На этом фоне стоит, пусть с внушительным опозданием, вглядеться в негромкую картину М. Осепьяна «Иванов катер» (1972–1987), экранизацию повести Б. Васильева.
В ней пришедший тоже «со стороны» (почему-то, к удивлению нового коллектива, легко отпущенный с прежней работы в разгар горячего для сплавщиков сезона) деловой герой был принят поначалу радушно и доверительно. Мастер, что называется, на все руки, он в поведении, в отношениях с людьми проявляет себя, однако, далеко не с лучшей стороны. И рабочий посёлок, где почти все давно сроднились, отторгает чужака, успевшего своей эгоистически-агрессивной прагматичностью сломать не одну судьбу…
Отголоски полемики нетрудно расслышать в картинах разного содержания и стилевых характеристик.
Даже, например, в споре Криса и Сарториуса в фильме-экранизации А. Тарковского «Солярис» о праве руководствоваться совестью или деловым подходом при определении отношения к Неведомому. Прагматик Сарториус предлагает Крису, встретившему на Солярисе умершую жену, взять у фантома анализ крови…
В личностном прочтении Н. Михалковым романа А. Гончарова «Обломов», в толковании героев которого давно сложилась незыблемая традиция, режиссёр в картине «Несколько дней из жизни И. И. Обломова» откровенно предупреждает о «штольцевщине», гибельном для нас явлении деловых, расчётливых подходов, накрывающих с головой духовную цельность российской жизни.
Однако если на уровне выбора темы и особенностей драматургии авторы реализуют в основном нейтральное отношение к актуальным проблемам сегодняшнего дня, то гораздо сложнее в этих обстоятельствах проявляют себя подтекстовые возможности других выразительных средств.
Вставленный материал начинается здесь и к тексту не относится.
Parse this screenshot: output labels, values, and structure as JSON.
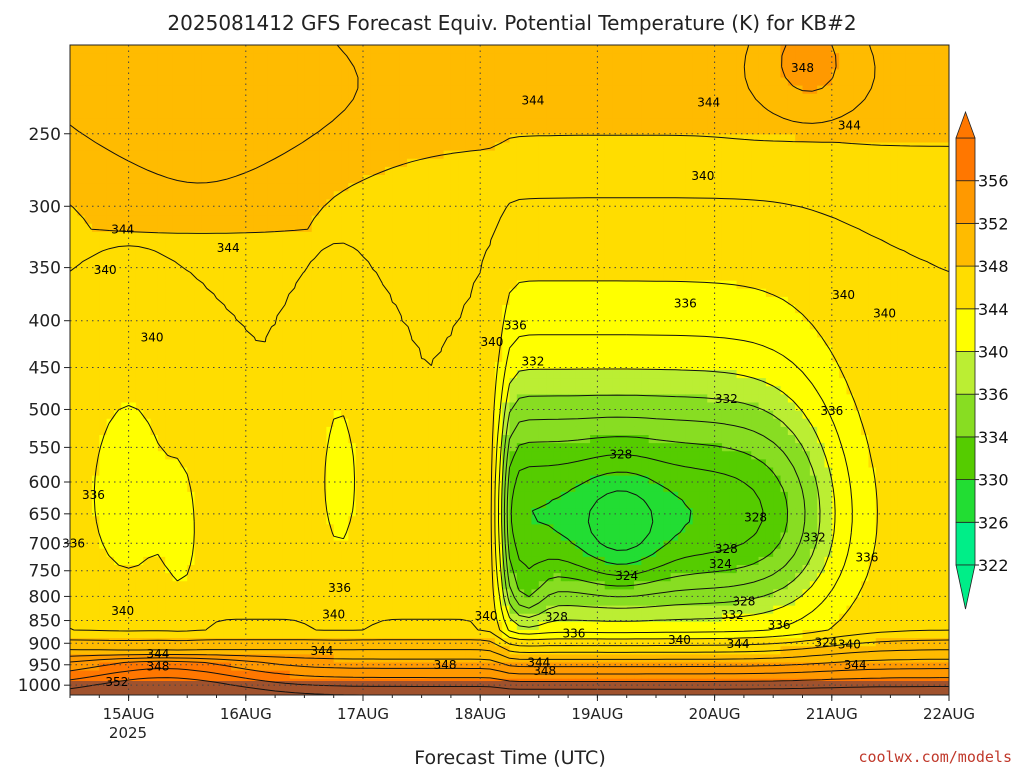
{
  "chart_data": {
    "type": "heatmap",
    "title": "2025081412 GFS Forecast Equiv. Potential Temperature (K) for KB#2",
    "xlabel": "Forecast Time (UTC)",
    "ylabel": "",
    "credit": "coolwx.com/models",
    "y_axis": {
      "scale": "log-pressure",
      "ticks": [
        "250",
        "300",
        "350",
        "400",
        "450",
        "500",
        "550",
        "600",
        "650",
        "700",
        "750",
        "800",
        "850",
        "900",
        "950",
        "1000"
      ],
      "range": [
        200,
        1025
      ]
    },
    "x_axis": {
      "ticks": [
        "15AUG",
        "16AUG",
        "17AUG",
        "18AUG",
        "19AUG",
        "20AUG",
        "21AUG",
        "22AUG"
      ],
      "first_tick_year": "2025",
      "range_days": [
        14.5,
        22.0
      ]
    },
    "colorbar": {
      "levels": [
        "322",
        "326",
        "330",
        "334",
        "336",
        "340",
        "344",
        "348",
        "352",
        "356"
      ],
      "colors": [
        "#00ee88",
        "#22dd33",
        "#55cc00",
        "#88dd22",
        "#bbee33",
        "#ffff00",
        "#ffdd00",
        "#ffbb00",
        "#ff9900",
        "#ff7700"
      ]
    },
    "contour_labels": [
      {
        "text": "348",
        "x": 18.55,
        "p": 965
      },
      {
        "text": "344",
        "x": 21.2,
        "p": 950
      },
      {
        "text": "348",
        "x": 20.75,
        "p": 212
      },
      {
        "text": "344",
        "x": 19.95,
        "p": 231
      },
      {
        "text": "344",
        "x": 21.15,
        "p": 245
      },
      {
        "text": "344",
        "x": 18.45,
        "p": 230
      },
      {
        "text": "340",
        "x": 19.9,
        "p": 278
      },
      {
        "text": "344",
        "x": 14.95,
        "p": 318
      },
      {
        "text": "344",
        "x": 15.85,
        "p": 333
      },
      {
        "text": "340",
        "x": 14.8,
        "p": 352
      },
      {
        "text": "336",
        "x": 18.3,
        "p": 405
      },
      {
        "text": "340",
        "x": 18.1,
        "p": 422
      },
      {
        "text": "336",
        "x": 19.75,
        "p": 383
      },
      {
        "text": "340",
        "x": 21.1,
        "p": 375
      },
      {
        "text": "340",
        "x": 21.45,
        "p": 393
      },
      {
        "text": "340",
        "x": 15.2,
        "p": 417
      },
      {
        "text": "332",
        "x": 18.45,
        "p": 443
      },
      {
        "text": "332",
        "x": 20.1,
        "p": 487
      },
      {
        "text": "336",
        "x": 21.0,
        "p": 502
      },
      {
        "text": "328",
        "x": 19.2,
        "p": 560
      },
      {
        "text": "336",
        "x": 14.7,
        "p": 620
      },
      {
        "text": "328",
        "x": 20.35,
        "p": 656
      },
      {
        "text": "336",
        "x": 14.53,
        "p": 700
      },
      {
        "text": "332",
        "x": 20.85,
        "p": 690
      },
      {
        "text": "328",
        "x": 20.1,
        "p": 710
      },
      {
        "text": "336",
        "x": 21.3,
        "p": 725
      },
      {
        "text": "324",
        "x": 20.05,
        "p": 737
      },
      {
        "text": "324",
        "x": 19.25,
        "p": 760
      },
      {
        "text": "336",
        "x": 16.8,
        "p": 783
      },
      {
        "text": "328",
        "x": 20.25,
        "p": 810
      },
      {
        "text": "340",
        "x": 14.95,
        "p": 830
      },
      {
        "text": "340",
        "x": 16.75,
        "p": 837
      },
      {
        "text": "340",
        "x": 18.05,
        "p": 840
      },
      {
        "text": "328",
        "x": 18.65,
        "p": 843
      },
      {
        "text": "332",
        "x": 20.15,
        "p": 838
      },
      {
        "text": "336",
        "x": 20.55,
        "p": 860
      },
      {
        "text": "336",
        "x": 18.8,
        "p": 878
      },
      {
        "text": "340",
        "x": 19.7,
        "p": 893
      },
      {
        "text": "344",
        "x": 20.2,
        "p": 902
      },
      {
        "text": "324",
        "x": 20.95,
        "p": 898
      },
      {
        "text": "340",
        "x": 21.15,
        "p": 903
      },
      {
        "text": "344",
        "x": 15.25,
        "p": 925
      },
      {
        "text": "344",
        "x": 16.65,
        "p": 918
      },
      {
        "text": "348",
        "x": 15.25,
        "p": 954
      },
      {
        "text": "348",
        "x": 17.7,
        "p": 950
      },
      {
        "text": "344",
        "x": 18.5,
        "p": 945
      },
      {
        "text": "352",
        "x": 14.9,
        "p": 992
      }
    ]
  }
}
Многие мастера в это время задерживают зрительский взгляд на подробностях, на деталях действия и окружения, за счёт которых всё более внятно обозначается авторская речь.
Для наглядного представления о существе подобных изменений стоит обратиться, например, к сравнению картины, отмеченной документальностью в самом начале формирования этого стиля («Мир входящему», 1961), и сопоставить её манеру с языковой системой фильма второй половины 70-х («Восхождение», 1977) Л. Шепитько.
Так, подробно рассмотренный выше «Мир входящему» реализовал документальный стиль, изначально опираясь на хроникальные кадры взятия Берлина, снятые в мае 1945 года фронтовыми операторами («Берлин», 1945, реж. Ю. Райзман). Авторам необходима была, видимо, прежде всего достоверность происходящего. И образные построения, влекущие замысел «Мира входящему» даже к библейскому сюжету (путь к Земле Обетованной), остаются в пределах сюжетных аналогий, очень отдалённых и вовсе не обязательных для массового восприятия.
Документальная фактура военного репортажа целиком определяет визуальный язык игрового сюжета. А отдельные его штрихи, в которых время от времени угадывается мифологический замысел, – это в основном изобразительные детали тоже вполне реалистического окружения. Свисающее из окна белое полотнище капитуляции, которым, как полотенцем, отирает лицо усталый солдат… Связанные крестиком ветки с пробившимися листочками на могильном холмике… Новорождённый младенец, писающий на груду брошенного оружия… Достоверные детали как бы вскользь подмечены наблюдающей камерой, имитирующей репортажную съёмку.
Может, и не всякому зрителю удастся ощутить в этих проходных моментах их потаённый смысл: метафора едва сквозит где-то в подтексте. Фронтовой сюжет развивается за счёт череды событий, сам по себе…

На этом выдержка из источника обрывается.